For Alvarez, it must have been fate. During her first year, she taught first-graders at Bragaw Avenue School in the same classroom where she had been a fourth-grade student.

“I never felt more at home,” she said. “I felt like I had come full circle.”

It’s where she connected with Haygood, a solid, stalwart example of a dedicated teacher.

Educating Newark children, which she has done for 22 years, is not just a job to Haygood. Neither is it for Alvarez. It’s their conviction. They believe they are transforming lives in a city where young people are too often told to leave and not come back.

“If you love your community and see that we can really do great things, you don’t want to leave,” Haygood said.

She tells her students to stay, that Newark has a rich history of resilient people. Alvarez does, too.

Newark is their home. Their students see them on the street, at church, in the supermarket or at community events.
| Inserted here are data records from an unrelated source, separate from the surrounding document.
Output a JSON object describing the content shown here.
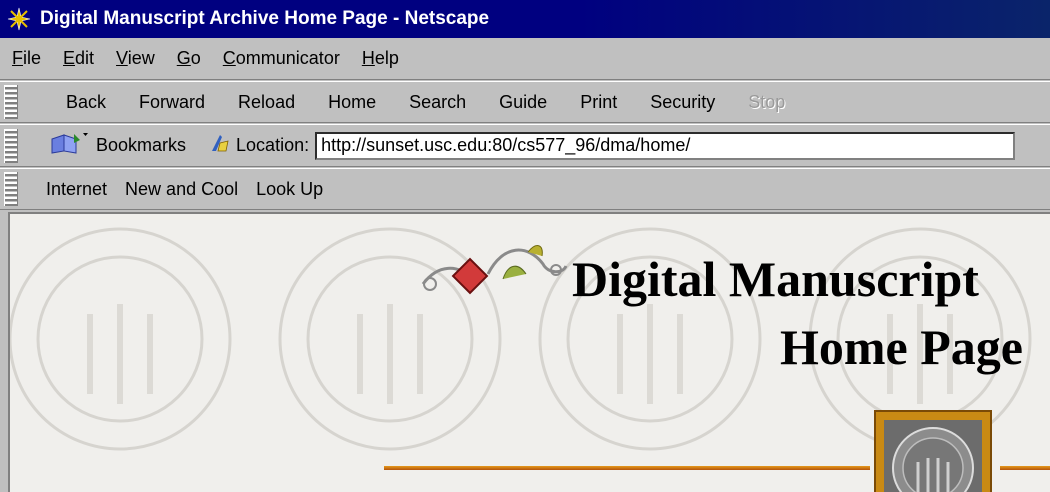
{
  "window": {
    "title": "Digital Manuscript Archive Home Page - Netscape",
    "app_icon": "netscape-icon"
  },
  "menu": [
    {
      "label": "File",
      "accel": "F",
      "rest": "ile"
    },
    {
      "label": "Edit",
      "accel": "E",
      "rest": "dit"
    },
    {
      "label": "View",
      "accel": "V",
      "rest": "iew"
    },
    {
      "label": "Go",
      "accel": "G",
      "rest": "o"
    },
    {
      "label": "Communicator",
      "accel": "C",
      "rest": "ommunicator"
    },
    {
      "label": "Help",
      "accel": "H",
      "rest": "elp"
    }
  ],
  "nav_toolbar": {
    "back": "Back",
    "forward": "Forward",
    "reload": "Reload",
    "home": "Home",
    "search": "Search",
    "guide": "Guide",
    "print": "Print",
    "security": "Security",
    "stop": "Stop"
  },
  "location_bar": {
    "bookmarks_label": "Bookmarks",
    "location_label": "Location:",
    "url": "http://sunset.usc.edu:80/cs577_96/dma/home/"
  },
  "personal_toolbar": {
    "items": [
      "Internet",
      "New and Cool",
      "Look Up"
    ]
  },
  "page": {
    "heading_line1": "Digital Manuscript",
    "heading_line2": "Home Page",
    "colors": {
      "rule": "#d77a12",
      "background": "#f0efec"
    }
  }
}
“It’s OK for you to be a part of the circle and to be a part of the community for your kids,” said Alvarez, a University High alum. “The work we do doesn’t happen in isolation. The village is real.”

Haygood is invested and doesn’t let up. When she arrived at Brick Avon Academy nine years ago, her school was one of the lowest performing in the district. Now it’s in the middle of the pack.

Parents respond to her leadership. Students do, too, especially when she has them shake her hand firmly while making eye contact. It’s a habit she wants them to develop, so they’ll be ready for that job or college interview.

“I’m going to college,” said Daunte Baker, 14, who understands why Haygood stays on them. “She wants us to succeed in life.”

Unless she has a meeting in the office, Haygood is all over the building, darting in and out of classrooms, talking to and challenging her students. At lunchtime, she dishes out high-fives, then asks them what they are going to do after school. In unison, an entire table of them shouted: “Read.”

Alvarez has seen this commitment since grammar and middle school. Now that she’s an adult, that same “go-hard” work ethic is a daily staple for Alvarez. Like Haygood, she comes to school early and stays late.

Whatever the children need, she’s on it. Extra attention in class, done. An appearance at an after-school activity, she’s there. Before the school year starts, Alvarez visits the homes of students on her class list. She wants them and their parents to know that they matter.

Every morning, Alvarez gets that point across when she has the class recite inspirational lines from “Every kid needs a champion.” It’s a TED Talks Education delivered powerfully in April 2013 by the late Rita Pierson, a Texas educator who called on teachers nationwide to build relationship with their students.

Alvarez does that with her children, who loudly proclaim these words:

“I am somebody. I was somebody when I came. And I’ll be a better somebody when I leave. I’m powerful and I am strong. I deserve the education I get here. I have things to do, people to impress and places to go.”

This is what Alvarez was getting at with Laila, the little girl upset by the math problem.

Even on a bad day, you are somebody and you still need a champion.

Alvarez, who learned from just such a champion, has become one herself.